The drugs marketed on these sites generally need the marketing. Pfizer's Paxlovid, for example, was once hailed as a game-changer in Covid treatment, but sales of the drug have dropped precipitously after it became clear that only a small group of high-risk people benefited from it. Recent studies show that Paxlovid doesn't relieve symptoms more than placebo, and one in five people experience rebound, becoming infectious again (with or without symptoms) after finishing treatment. And Paxlovid can dangerously increase levels of other drugs a patient is taking. Whether or not someone with Covid should take this drug ought to involve a thoughtful discussion with a primary care physician who knows the patient, not some white-coated moonlighter who has never examined -- or even seen -- that patient before.

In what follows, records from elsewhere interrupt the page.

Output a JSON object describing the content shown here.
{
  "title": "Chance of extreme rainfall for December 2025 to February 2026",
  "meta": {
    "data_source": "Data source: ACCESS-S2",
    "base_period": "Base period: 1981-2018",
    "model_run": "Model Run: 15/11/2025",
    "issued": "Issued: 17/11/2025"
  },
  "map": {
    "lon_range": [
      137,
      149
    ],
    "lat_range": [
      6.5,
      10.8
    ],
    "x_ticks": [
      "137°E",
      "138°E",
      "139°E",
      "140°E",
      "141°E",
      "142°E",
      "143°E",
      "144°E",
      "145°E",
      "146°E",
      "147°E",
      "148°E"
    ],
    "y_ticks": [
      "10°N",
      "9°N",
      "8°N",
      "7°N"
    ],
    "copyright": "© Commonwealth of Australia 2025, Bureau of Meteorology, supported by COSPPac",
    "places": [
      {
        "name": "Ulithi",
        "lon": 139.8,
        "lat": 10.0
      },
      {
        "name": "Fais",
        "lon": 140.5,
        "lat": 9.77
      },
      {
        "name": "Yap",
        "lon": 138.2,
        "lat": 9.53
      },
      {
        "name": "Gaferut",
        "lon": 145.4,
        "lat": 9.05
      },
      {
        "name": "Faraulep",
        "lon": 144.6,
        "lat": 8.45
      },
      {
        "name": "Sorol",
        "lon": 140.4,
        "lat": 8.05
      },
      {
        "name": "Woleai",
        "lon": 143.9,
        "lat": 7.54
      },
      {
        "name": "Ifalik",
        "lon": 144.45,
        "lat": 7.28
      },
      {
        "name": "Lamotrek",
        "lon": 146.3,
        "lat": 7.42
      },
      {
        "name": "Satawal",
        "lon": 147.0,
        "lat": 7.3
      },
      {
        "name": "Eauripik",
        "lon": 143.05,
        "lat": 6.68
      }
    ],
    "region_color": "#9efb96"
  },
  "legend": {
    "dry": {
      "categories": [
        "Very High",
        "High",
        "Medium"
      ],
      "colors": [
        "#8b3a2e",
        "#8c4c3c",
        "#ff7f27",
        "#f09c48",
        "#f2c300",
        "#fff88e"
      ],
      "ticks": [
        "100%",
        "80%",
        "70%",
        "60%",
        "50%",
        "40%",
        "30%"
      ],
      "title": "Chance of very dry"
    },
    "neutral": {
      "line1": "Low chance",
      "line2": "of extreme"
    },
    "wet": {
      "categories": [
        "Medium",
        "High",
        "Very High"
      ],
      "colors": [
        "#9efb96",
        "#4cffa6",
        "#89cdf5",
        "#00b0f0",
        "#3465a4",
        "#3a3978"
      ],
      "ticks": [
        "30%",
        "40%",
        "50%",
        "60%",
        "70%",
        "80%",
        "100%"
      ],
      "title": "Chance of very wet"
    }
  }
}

The same day Pfizer announced its portal, Lilly announced that it was making its popular weight loss drug Zepbound available in less-expensive vials that require the users to draw the drug into a syringe. The discounted drug appears to be competing with sites that sell compounded tirzepatide (the generic name for Lilly's drug Zepbound).

While billed as saving patients money when their insurers won't cover weight loss drugs, the dosages available are not cheap, and may be ineffective. LillyDirect will only sell the 2.5 mg dose of Zepbound (a starter dose), and a month's worth of the 5 mg dose, which will cost $549, compared with about $1000 for the Zepbound pens, that also come in doses up to 15 mg.

Patients with migraines, or Covid, or who want to lose five pounds to look better in clothes, should not be self-prescribing drugs, and that is really what is happening with these portals. Oh, sure, there is some cooperative prescriber involved, from a purportedly independent provider of cooperative prescribers. But the thin camouflage of a white coat can't hide the fact that working for a company tethered to a pharmaceutical manufacturer and prescribing the same drug to almost all comers isn't practicing medicine. When nine out of 10 prescriptions are written for the drug manufactured by the company whose website the customer clicked, that company is simply dealing drugs.